Seit jenem Tage, Monsieur, habe ich wie ein Vieh gelebt! Ich trank, ich aß, ich atmete. Meine Sammlungen habe ich nach Hamburg geschickt, allerdings ohne eine einzige Blume der boryana variabilis. Meine Freunde haben mich einen Tag nach dem Balle auf ein französisches Schiff begleitet, denn sie fanden es ratsam für mich, die Reise nachts zu machen, aus Furcht, auf die Soldaten des Monsieur Perikles zu stoßen. Wir sind ohne Unfall im Piräus eingetroffen, aber als wir zwanzig Faden vom Ufer entfernt waren, da pfiffen die Kugeln aus einem halben Dutzend unsichtbarer Gewehre ganz dicht an unseren Ohren ihr Lied. Das war der Abschiedsgruß des hübschen Kapitäns und seines schönen Landes.

Ich habe die Berge Maltas, Siziliens und Italiens durchstreift, und mein Herbarium bereicherte sich dabei mehr als ich. Mein Vater hat mir nach Messina mitgeteilt, daß meine Sendungen in Hamburg gefallen haben. Vielleicht finde ich eine Anstellung bei meiner Rückkehr vor, doch habe ich es mir zum Gesetz gemacht, auf nichts mehr zu rechnen.

Harris ist auf dem Wege nach Japan, und ich hoffe, in ein oder zwei Jahren Nachrichten von ihm zu haben. Der kleine Lobster hat mir nach Rom geschrieben, er übt sich immer noch im Pistolenschießen. Giacomo fährt fort, tagsüber Briefe zu siegeln und abends seine Nüsse zu knacken. Monsieur Mérinay hat für seinen Stein eine neue Interpretation gefunden, die viel geschickter ersonnen ist als meine. Seine große Arbeit über Demisthenes muß in diesen Tagen gedruckt werden. Der König der Berge hat seinen Frieden mit der Autorität gemacht. Er baut an der Straße zum Pentelikon ein großes Haus mit einem besonderen Flügel für die Wache, um dort zwanzig treuergebene Pallikaren unterzubringen. Für die Wartezeit hat er ein kleines Hotel in der modernen Stadt gemietet, am Ufer des großen Baches. Er empfängt alle Welt und rührt sich tüchtig, um ins Justizministerium zu kommen. Doch das braucht seine Zeit. Photini führt ihm den Haushalt. Dimitri geht zuweilen zum Abendessen hin, um in der Küche zu seufzen.

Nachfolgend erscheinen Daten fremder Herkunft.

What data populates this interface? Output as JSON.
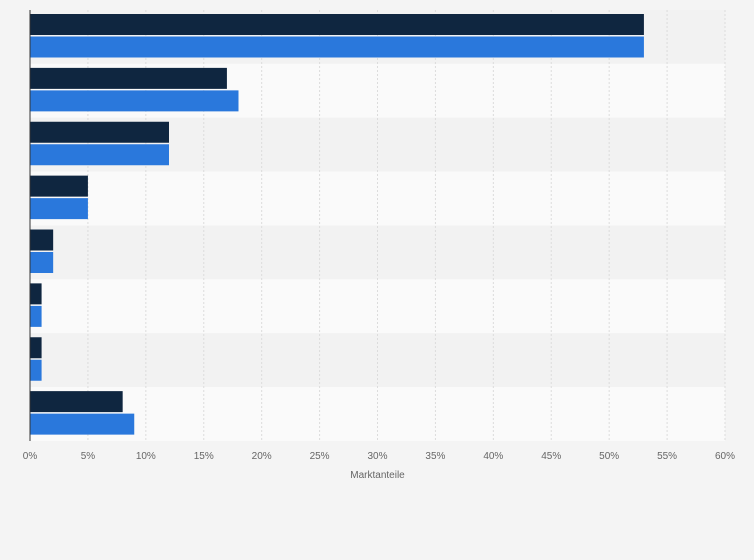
{
  "chart_data": {
    "type": "bar",
    "orientation": "horizontal",
    "categories": [
      "",
      "",
      "",
      "",
      "",
      "",
      "",
      ""
    ],
    "series": [
      {
        "color": "#0f2640",
        "values": [
          53,
          17,
          12,
          5,
          2,
          1,
          1,
          8
        ]
      },
      {
        "color": "#2a78dc",
        "values": [
          53,
          18,
          12,
          5,
          2,
          1,
          1,
          9
        ]
      }
    ],
    "xlabel": "Marktanteile",
    "ylabel": "",
    "xlim": [
      0,
      60
    ],
    "ticks": [
      0,
      5,
      10,
      15,
      20,
      25,
      30,
      35,
      40,
      45,
      50,
      55,
      60
    ],
    "tick_labels": [
      "0%",
      "5%",
      "10%",
      "15%",
      "20%",
      "25%",
      "30%",
      "35%",
      "40%",
      "45%",
      "50%",
      "55%",
      "60%"
    ],
    "grid": true,
    "legend": "none",
    "colors": {
      "band_light": "#fafafa",
      "band_dark": "#f2f2f2",
      "grid": "#dcdcdc",
      "axis": "#333333"
    }
  }
}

Von Madame Simons habe ich, ebensowenig wie von Monsieur Sharper oder Mary-Ann, nie mehr sprechen hören. Sollte dieses Schweigen andauern, so werde ich auch sie bald vergessen haben. Zuweilen allerdings, mitten in der Nacht, träume ich davon, ich säße vor ihr, und mein langes, mageres Gesicht spiegele sich in ihren Augen. Dann wache ich auf, vergieße heiße Tränen, und wütend beiße ich in mein Kopfkissen.